A MASSIVE sculpture inspired by America’s history of capital punishment is to become the latest feature at Scotland’s multi-million-pound sculpture park.
Children and adults will be encouraged to clamber over Los Angeles artist Sam Durant’s “eco-friendly climbing frame” at Jupiter Artland, near Edinburgh Airport.
A series of five reconstructed gallows are built on top of and into each other to form a single work of art, which the artist describes as his statement against the death penalty.
It has been installed to help mark the fifth season at Jupiter Artland, a sculpture park set up by Robert and Nicky Wilson in the grounds of their Jacobean mansion at Kirknewton.
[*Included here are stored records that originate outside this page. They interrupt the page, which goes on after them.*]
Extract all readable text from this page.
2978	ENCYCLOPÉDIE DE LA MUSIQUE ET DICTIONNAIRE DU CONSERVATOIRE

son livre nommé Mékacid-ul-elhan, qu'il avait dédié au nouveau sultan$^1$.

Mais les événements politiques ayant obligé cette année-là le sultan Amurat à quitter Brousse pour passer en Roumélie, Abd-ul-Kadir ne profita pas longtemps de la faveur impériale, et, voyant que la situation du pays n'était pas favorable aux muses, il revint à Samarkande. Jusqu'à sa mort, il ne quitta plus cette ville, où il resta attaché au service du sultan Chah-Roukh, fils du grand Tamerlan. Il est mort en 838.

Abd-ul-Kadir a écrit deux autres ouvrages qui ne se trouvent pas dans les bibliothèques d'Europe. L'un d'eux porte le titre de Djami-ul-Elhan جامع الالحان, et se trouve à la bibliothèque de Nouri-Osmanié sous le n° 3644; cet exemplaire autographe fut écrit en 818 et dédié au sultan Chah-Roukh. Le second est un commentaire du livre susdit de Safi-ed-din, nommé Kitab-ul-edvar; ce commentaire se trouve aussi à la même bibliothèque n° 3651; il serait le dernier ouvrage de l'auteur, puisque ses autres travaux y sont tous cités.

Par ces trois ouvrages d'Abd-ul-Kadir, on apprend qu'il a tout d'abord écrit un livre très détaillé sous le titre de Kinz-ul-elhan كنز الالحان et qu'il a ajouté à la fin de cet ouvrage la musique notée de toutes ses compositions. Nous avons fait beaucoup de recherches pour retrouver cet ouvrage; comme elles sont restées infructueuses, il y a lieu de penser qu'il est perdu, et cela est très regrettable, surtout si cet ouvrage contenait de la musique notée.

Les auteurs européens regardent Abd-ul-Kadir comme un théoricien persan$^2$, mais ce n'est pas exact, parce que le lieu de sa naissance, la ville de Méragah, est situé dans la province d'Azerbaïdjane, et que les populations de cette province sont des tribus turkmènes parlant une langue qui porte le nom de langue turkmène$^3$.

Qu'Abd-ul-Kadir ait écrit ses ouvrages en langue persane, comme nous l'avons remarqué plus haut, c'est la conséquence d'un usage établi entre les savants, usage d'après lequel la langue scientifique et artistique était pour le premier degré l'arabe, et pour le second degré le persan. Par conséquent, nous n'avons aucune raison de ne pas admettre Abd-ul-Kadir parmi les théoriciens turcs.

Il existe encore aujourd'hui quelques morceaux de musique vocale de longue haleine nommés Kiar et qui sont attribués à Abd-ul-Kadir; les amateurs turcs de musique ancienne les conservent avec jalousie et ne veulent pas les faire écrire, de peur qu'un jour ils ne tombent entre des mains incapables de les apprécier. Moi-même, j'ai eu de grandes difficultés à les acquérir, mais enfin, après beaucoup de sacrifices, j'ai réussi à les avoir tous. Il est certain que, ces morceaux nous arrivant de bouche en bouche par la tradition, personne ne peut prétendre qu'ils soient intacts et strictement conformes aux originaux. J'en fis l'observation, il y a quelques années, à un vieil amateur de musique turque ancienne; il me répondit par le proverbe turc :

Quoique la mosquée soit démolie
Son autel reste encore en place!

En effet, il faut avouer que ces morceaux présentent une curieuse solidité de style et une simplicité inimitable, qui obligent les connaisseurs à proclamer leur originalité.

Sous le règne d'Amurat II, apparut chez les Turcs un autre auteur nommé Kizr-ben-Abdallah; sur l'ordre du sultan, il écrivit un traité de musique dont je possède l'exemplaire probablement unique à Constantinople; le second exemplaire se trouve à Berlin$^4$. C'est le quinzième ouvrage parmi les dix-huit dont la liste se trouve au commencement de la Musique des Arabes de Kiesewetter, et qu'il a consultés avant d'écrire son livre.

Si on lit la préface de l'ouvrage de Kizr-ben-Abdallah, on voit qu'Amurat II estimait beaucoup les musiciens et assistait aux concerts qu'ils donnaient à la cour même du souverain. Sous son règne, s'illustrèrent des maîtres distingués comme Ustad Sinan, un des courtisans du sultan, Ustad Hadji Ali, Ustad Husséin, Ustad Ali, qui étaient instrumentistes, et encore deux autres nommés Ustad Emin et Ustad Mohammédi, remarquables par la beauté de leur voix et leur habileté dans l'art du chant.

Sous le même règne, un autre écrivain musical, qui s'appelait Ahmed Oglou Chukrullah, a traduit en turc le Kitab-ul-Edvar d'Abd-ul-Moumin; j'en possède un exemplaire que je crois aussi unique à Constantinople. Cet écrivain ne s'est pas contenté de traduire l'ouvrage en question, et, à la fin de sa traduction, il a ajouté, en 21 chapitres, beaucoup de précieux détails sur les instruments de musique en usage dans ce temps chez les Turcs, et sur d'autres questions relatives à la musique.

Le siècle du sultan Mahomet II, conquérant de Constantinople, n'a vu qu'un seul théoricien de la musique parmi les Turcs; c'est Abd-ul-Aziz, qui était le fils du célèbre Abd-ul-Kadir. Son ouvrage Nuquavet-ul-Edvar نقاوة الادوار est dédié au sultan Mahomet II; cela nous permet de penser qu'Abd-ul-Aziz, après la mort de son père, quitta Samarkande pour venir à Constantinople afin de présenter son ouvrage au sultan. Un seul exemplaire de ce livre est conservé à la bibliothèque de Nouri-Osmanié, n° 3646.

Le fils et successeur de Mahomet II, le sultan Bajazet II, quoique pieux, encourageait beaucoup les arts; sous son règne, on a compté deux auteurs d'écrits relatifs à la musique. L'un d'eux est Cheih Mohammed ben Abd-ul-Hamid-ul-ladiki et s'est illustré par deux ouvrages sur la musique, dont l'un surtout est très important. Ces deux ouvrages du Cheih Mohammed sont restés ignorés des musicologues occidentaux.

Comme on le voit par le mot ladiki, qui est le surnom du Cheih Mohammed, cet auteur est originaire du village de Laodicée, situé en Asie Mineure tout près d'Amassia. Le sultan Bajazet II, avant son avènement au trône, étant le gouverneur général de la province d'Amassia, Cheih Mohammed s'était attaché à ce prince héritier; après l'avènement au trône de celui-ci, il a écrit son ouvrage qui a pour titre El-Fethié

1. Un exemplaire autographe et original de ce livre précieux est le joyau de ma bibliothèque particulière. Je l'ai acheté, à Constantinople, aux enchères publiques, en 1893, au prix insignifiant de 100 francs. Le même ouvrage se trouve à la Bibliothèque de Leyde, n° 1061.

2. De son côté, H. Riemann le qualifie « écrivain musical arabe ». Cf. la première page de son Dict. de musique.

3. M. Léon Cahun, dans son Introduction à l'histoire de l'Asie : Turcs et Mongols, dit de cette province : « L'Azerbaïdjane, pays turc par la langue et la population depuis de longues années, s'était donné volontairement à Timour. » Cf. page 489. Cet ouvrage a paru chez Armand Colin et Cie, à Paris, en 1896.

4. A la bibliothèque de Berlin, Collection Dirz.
The grounds have become home to works by Antony Gormley, Anish Kapoor, Jim Lambie, Nathan Coley, Charles Jencks, Cornelia Parker and Ian Hamilton Finlay.
The new work, simply entitled Scaffold, has been sited at the highest point in the apple orchard to the east of Bonnington House, which commands spectacular views of the Pentland Hills.
Durant says the work has been deliberately constructed to resemble a 1970s adventure playground feature and to appeal to children, to address long-running concerns over the notorious “school-to-prison pipeline” in the United States.
Among the executions the various gallows are said to depict are those of John Brown, a militant abolitionist who was captured after leading an anti-slavery revolt in Virginia in 1859, and Iraqi dictator Saddam Hussein, in 2006.
Scaffold, which is 51ft tall and 14ft wide, is the first major temporary work of art to go on display at Jupiter Artland since it opened in 2008.
More than a million people visited the piece last year when it was exhibited as part of German’s vast Documenta arts festival, which is held every five years in the city of Kassel.
It took about two weeks to construct at Jupiter Artland after being shipped from Germany.
The work will be going on display beside the International Criminal Court at The Hague, in the Netherlands, in the autumn after its run in Edinburgh, from next Saturday until 15 September.
Seattle-born Durant, who has just launched a solo show in London, said: “It’s really a commentary on the whole history of the criminal justice system in the United States, and the fact that the death penalty still exists, unlike other parts of the world like Europe.
“That’s part of the reason it’s relevant to show it in Germany and Scotland, but I hope it can also be show in the US one day.
Susanna Beaumont, guest curator at the park, said: “I saw Scaffold in Documenta myself last year and just thought it would be perfect for Jupiter Artland.”